10 – Jason Wu Collection
Jason Wu’s dedication to craftsmanship was on full display this season in a botanical homage to femininity. There is an organic hand at work underneath the surface that respects the roots of fashion: form. In a crop of collections shaped by patternmaking his knowledge of drapery has produced seasonal fresh flowers.
‘Most Improved’ goes to Brandon Maxwell for what The Impression believes is his strongest and most elevated collections to date. Maxwell’s earlier work reminds us of Isaac Mizrahi, full of praise by the powers that be but underneath that surface of support wasn’t a foundation for love of craft and design that could carry it for the longterm. This season, the designer showed an elevation that looks promising for the marathon.
There is a subtle irony to watching a European designer produce the most American of collections. But since taking the realm at Coach, creative Stuart Vevers has done just that. This season the artisan stripped down the pallet from boho-chic to embrace the 80s as he turns what is a large ship. Sharp turns are often hard to digest, think Alessandro Michele for Gucci, where here it feels on course for what we imagine will be reinforced by the forthcoming European collections.
Another European who spins Americana is Sander Lak at Sies Marjan. Convert his collection to darker hues and it reads Parisian, but embrace his boldness of primaries and he spins American classicism in a new direction that feels postmodern. We often wonder what Michael Kors thinks of the collection.
Chris Leba is carving out his own path devoid of the influences of others. He is New York’s most punk of designers whose work draws us in season after season. The mash-up of skate punk with The Velvet Underground, with animal/camo, had us from look one. Leba is America’s next wave as a designer founded in denim but with a global vision of the streets.
You have to love the consistency and laser focus of Ashley and Mary-Kate Olsen. each piece is a link to the next and the one that preceded it. We look back at collection one to understand just how the chain started and could easily loop it to today. That clarity is monastic as the collection itself.
Much of the work of creatives Jack McCollough and Lazaro Hernandez feels as though the clay was pulled from outside their studio for the designers to impress with their fingerprints. However, it is their fingerprints we are interested in and this season that artisanal hand has formed a soft, subtle collection with edge worthy of praise. Underneath all those hard edges is a relaxed artist that the designer are close to discovering with just a few more chips of the marble.
From the beginning Pyer Moss’ Kerby Jean-Raymond was an eloquent storyteller with a meaningful message that resonated. However, the designer lacked what many stateside do, the knowledge of ‘make.’ Without the ability to construct even the most Nobel of messages can fall short. Pull back the message, pull back the staging, pull back the presentation and you still have clothes. This season those clothes on their owe had a voice and the make, and Jean-Raymond, and us, are all better for it.

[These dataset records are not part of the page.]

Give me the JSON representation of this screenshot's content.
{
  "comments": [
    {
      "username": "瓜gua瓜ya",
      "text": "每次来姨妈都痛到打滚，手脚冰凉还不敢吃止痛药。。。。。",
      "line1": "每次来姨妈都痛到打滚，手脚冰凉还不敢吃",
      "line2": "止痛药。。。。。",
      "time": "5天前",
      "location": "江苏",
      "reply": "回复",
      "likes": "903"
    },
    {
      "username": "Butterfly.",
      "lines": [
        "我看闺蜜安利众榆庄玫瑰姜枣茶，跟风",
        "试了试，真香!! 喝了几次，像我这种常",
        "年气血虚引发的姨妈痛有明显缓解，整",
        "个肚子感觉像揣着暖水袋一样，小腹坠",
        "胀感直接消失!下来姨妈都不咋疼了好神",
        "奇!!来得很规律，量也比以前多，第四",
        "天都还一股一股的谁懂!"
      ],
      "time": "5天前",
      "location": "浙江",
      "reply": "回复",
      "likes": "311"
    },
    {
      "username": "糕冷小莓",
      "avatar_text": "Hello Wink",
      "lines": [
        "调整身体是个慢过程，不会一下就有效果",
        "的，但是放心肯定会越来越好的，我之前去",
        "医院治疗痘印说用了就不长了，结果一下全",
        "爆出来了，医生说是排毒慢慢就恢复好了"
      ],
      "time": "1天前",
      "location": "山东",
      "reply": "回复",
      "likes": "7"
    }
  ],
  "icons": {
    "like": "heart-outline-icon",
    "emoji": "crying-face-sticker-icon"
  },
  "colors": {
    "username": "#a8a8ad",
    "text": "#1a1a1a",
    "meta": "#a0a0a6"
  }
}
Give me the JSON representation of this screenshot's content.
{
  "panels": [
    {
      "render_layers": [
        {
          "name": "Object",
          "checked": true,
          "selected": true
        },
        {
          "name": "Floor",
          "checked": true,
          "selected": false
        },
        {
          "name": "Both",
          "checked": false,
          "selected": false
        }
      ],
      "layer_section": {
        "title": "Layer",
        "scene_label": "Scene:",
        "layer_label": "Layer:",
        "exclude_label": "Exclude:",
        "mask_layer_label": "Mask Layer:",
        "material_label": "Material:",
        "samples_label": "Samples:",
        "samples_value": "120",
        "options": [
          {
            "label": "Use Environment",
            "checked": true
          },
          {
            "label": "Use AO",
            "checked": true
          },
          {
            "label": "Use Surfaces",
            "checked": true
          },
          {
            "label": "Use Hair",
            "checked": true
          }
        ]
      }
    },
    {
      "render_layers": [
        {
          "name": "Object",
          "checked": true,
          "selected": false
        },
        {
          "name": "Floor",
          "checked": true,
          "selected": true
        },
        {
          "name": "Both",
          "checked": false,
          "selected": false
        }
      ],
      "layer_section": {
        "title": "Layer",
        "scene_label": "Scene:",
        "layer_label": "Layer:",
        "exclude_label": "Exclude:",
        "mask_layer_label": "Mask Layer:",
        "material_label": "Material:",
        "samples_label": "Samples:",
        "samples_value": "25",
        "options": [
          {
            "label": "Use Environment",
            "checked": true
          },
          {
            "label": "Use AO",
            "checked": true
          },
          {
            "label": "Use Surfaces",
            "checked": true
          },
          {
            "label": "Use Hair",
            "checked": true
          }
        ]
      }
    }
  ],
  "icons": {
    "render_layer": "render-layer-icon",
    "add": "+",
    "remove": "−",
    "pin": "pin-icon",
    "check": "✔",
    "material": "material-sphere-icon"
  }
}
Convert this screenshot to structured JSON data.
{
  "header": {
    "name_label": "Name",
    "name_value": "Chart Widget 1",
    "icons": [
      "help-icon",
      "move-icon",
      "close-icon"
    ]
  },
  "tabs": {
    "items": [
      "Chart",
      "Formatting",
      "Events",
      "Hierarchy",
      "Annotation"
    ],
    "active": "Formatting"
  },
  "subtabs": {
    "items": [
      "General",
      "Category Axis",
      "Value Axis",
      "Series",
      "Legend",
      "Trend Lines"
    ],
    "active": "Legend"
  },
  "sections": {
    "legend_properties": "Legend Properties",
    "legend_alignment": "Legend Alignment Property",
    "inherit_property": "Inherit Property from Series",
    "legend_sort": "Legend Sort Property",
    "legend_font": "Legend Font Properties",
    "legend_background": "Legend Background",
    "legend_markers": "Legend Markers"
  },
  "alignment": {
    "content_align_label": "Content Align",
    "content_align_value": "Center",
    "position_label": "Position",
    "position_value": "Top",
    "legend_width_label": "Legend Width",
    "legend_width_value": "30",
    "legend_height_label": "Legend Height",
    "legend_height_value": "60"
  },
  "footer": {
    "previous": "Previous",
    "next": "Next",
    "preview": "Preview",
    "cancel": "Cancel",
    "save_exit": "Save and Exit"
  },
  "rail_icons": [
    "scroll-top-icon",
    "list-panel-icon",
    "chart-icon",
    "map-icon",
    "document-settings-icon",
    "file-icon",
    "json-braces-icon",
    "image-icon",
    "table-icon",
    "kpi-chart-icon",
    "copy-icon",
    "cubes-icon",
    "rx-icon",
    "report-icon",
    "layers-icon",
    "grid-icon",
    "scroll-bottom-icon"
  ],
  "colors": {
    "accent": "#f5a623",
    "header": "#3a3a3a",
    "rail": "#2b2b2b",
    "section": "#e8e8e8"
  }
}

Perhaps better than any designer other than Karl Lagerfeld, Tory Burch understands the power of the design alphabet, a signature design language in branding woven into each piece. For spring the designer’s ambition shown in the confidence of being powerful while speaking softly in a collection inspired by the late Princess Diana. The result was a sophisticated offering of grace coupled with the power of femininity.
There is a great deal to love about Michael Kors. Charm, wit, but most of all humanity coupled with conviction. This season the designer donned the cape of the American flag but more in the vein of Peter Fonda in Easy Rider with one hand on the throttle and the other sticking it to The Man. It was brave, beautiful, and bold like the country itself and reminded us we all have a part to play in shaping our story. Which is what all great designers do, allow the imagination of the customers to cast themselves as the hero. For us Michael was that hero this season.